Still a teenager and with his family he arrived in Eaglehawk, a fact not lost on the Borough’s talent scouts. It was 1949 and he started off his career with the Two Blues. From that season onwards until his retirement in 1964 George was never dropped from the Eaglehawk senior line-up. In that 16-year time span Ilsley twice left Eaglehawk only to return to the club he loved. It was in 1954 he decided to have a crack at VFL footy.
George was in Melbourne for training with the SEC (that’s the State Electricity Commission for younger readers) and knew that a fair few of the VFL clubs were interested. He decided on Carlton. But city life didn’t appeal to country boy George so after two games with the Blues he headed back north to Canterbury Park. Carlton lost those two games to South Melbourne and Melbourne, respectively. And why had the Blues shown so much interest in Ilsley?
Well, in 1953 he’d won the best afield trophy for Bendigo against Ovens and Murray and in a later fixture that season booted four goals as Bendigo downed Ballarat. Not only that, but George ended up as a key player in Eaglehawk’s ’53 grand final win over Sandhurst (12.13 to 9.12) and had finished runner-up to Hurst rover Noel Evans in the Michelsen medal count. He’d also finished runner-up in the Michelsen in 1952, the medal’s inaugural year, to Sandhurst captain-coach Kevin Curran.
The margin was five votes as it was 12 months later when Evans won. George certainly wasn’t the tallest centre half-forward going around. He stood 174 cm (5 feet 9 inches) in his specially heeled footy boots. The heels weren’t there to provide George with extra height. They were there primarily to try and prevent leg injuries.
He was tough and uncompromising out on the park. An excellent mark and fine kick George was the lynchpin around Eaglehawk’s mid-50s successes. After Ollie Grieve had coached the 1953 Eaglehawk side (with George oustanding) to their grand final win the Basil Ashman-coached Two Blues downed Kyneton in the 1957 decider. Ilsley took home the best afield award following the 14.17 to 10.11 victory and by 1958 was the Hawks’ captain-coach. Although never all that keen on the captain-coach role George stuck it out for three seasons (1958-59-60) although Eaglehawk was only able to make the finals once in that period: in 1959.

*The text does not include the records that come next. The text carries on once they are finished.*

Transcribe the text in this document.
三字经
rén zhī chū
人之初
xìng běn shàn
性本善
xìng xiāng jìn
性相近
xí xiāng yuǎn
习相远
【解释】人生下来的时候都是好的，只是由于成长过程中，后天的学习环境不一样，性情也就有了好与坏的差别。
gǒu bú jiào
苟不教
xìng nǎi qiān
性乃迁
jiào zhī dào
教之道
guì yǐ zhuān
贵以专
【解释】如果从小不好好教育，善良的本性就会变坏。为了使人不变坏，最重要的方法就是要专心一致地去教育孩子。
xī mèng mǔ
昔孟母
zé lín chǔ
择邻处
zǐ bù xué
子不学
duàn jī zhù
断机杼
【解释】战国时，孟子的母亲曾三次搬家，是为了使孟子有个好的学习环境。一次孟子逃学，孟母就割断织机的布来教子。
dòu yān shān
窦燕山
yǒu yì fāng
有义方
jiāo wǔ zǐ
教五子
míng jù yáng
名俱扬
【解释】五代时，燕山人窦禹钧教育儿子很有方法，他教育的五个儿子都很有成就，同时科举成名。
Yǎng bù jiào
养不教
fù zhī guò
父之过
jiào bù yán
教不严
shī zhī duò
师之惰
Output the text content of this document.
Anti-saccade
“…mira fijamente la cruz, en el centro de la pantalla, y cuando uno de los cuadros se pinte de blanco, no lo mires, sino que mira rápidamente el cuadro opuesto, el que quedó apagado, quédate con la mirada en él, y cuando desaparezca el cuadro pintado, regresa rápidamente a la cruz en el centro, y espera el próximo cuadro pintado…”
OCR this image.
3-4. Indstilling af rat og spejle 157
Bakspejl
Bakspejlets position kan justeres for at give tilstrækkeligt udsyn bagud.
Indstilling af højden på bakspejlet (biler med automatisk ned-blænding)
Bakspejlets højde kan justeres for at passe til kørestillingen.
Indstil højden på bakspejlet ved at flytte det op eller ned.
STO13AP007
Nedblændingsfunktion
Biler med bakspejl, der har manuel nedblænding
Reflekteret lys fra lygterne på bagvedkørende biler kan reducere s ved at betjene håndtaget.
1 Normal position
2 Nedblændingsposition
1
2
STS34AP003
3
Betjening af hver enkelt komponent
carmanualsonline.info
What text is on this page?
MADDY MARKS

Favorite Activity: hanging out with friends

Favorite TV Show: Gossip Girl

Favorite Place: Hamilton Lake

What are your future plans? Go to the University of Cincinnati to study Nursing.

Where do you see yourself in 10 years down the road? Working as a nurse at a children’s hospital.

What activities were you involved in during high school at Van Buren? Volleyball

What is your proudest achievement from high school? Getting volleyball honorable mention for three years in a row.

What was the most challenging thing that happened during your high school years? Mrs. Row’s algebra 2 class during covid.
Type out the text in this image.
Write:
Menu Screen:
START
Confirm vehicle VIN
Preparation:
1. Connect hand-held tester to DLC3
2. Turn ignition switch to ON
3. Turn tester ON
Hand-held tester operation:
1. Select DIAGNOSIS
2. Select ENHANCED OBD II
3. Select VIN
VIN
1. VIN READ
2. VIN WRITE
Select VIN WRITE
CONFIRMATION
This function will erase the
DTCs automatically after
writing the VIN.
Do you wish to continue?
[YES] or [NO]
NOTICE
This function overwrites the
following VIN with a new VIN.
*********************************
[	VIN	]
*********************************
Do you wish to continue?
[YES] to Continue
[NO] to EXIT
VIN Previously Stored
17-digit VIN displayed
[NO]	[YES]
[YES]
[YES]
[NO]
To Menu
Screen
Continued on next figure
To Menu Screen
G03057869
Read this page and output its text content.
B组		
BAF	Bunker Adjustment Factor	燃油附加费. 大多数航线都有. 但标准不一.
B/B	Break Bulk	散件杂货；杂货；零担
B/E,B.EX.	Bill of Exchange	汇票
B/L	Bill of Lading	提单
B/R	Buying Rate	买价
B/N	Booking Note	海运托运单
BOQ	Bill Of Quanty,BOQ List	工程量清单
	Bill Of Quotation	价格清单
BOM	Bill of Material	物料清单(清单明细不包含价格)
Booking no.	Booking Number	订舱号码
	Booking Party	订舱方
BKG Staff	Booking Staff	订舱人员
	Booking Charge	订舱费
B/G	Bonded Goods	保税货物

George managed to shelve his partial dislike of captain-coaching when he took on the role at Golden City F.L. club Northern United for the 1961 and 1962 seasons. He moved himself into the middle, playing as a centreman, and won the GCFL’s Rupert Betteridge medal in one of his seasons with United. Back to the Borough George went in 1963, as a player solely, and continued on until the end of the 1964 season. He was 32 by then and with more than 350 senior matches to his name no one begrudged George hanging up his boots. He’d enjoyed some great BFL battles with Square’s Vin Lapsley, Clive Philp of Kyneton, Ken Carter of South and Castlemaine’s Wally Culpitt.
By-play between George and the crowd was part of the package. In one semi-final against Golden Square George thumbed his nose at Lapsley and was promptly jeered by the bumper crowd as they counted George out. It fired up the Eaglehawk forward as he immediately nailed four goals to get the Borough back into the contest. lsley ended up booting a match-high six goals to spearhead Eaglehawk’s semi-final victory that day. He passed away in April 2016. George was 84.